Я впервые увидел, как Олая смеется.
– Нет, – сказала она.
Я тоже рассмеялся.
– Но никогда нельзя утверждать наверняка, – добавила она уже серьезно.
– Почему?
– В организацию ЭТА входит много тысяч людей. Каждая маленькая… э…
– Ячейка.
– Каждая ячейка функционирует автономно. Даже глава ЭТА не сможет сказать, кто есть кто.
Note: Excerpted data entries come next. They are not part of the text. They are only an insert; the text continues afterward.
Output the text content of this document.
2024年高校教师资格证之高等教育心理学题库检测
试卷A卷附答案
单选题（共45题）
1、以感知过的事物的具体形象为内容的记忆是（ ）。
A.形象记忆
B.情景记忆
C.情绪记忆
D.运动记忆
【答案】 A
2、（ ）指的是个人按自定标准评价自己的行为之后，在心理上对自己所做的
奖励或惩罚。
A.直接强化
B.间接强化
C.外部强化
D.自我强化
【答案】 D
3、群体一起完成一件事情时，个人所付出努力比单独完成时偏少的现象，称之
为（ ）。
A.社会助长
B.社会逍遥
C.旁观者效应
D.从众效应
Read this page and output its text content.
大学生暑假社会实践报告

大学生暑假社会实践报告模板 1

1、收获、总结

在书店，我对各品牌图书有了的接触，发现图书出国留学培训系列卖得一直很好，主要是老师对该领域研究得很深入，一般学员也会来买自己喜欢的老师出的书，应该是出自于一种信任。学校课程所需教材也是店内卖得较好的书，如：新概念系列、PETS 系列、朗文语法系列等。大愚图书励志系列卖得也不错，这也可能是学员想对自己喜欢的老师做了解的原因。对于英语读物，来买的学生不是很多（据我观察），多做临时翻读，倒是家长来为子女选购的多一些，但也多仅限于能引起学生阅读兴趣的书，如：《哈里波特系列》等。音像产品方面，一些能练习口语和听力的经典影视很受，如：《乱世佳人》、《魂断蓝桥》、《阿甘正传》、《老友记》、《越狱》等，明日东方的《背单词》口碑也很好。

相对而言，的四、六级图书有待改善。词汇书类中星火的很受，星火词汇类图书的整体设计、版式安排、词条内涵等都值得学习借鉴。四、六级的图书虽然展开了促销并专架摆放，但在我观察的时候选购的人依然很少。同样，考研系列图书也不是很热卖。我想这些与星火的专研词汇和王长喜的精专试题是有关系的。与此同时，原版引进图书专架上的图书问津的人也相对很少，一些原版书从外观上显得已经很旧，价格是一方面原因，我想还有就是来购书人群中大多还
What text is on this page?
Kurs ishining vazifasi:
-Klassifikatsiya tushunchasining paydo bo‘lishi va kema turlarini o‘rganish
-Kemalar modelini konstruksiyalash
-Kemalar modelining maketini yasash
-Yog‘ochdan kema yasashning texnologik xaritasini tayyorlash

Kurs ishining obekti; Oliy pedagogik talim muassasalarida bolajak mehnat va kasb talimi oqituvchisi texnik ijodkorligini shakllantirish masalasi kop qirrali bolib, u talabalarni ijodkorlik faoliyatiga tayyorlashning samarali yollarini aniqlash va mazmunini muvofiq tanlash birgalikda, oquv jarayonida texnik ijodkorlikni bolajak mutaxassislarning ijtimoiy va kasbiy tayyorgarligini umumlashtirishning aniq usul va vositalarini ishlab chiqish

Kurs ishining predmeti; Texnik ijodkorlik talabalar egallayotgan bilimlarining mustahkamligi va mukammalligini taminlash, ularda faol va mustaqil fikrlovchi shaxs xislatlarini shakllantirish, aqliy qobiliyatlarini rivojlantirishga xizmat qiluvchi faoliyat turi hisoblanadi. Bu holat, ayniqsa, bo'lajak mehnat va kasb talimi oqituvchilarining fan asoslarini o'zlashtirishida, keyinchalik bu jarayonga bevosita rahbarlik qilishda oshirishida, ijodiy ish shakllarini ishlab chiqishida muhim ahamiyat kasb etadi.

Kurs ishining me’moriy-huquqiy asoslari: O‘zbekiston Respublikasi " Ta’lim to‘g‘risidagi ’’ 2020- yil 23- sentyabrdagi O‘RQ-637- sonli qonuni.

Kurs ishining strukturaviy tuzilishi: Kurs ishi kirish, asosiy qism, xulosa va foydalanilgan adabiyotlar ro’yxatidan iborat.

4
А если кого-то арестовывают, он откроет совсем немного. Полагаю, именно это делает ЭТА непобедимой.
Я заметил, как снаружи что-то блеснуло. Сначала я решил, что это солнечный блик, но потом с ужасом понял, что из окна второго этажа высовывается ствол ружья. Возможно, рядом с ним было и второе.
– Олая, скорее, за мной.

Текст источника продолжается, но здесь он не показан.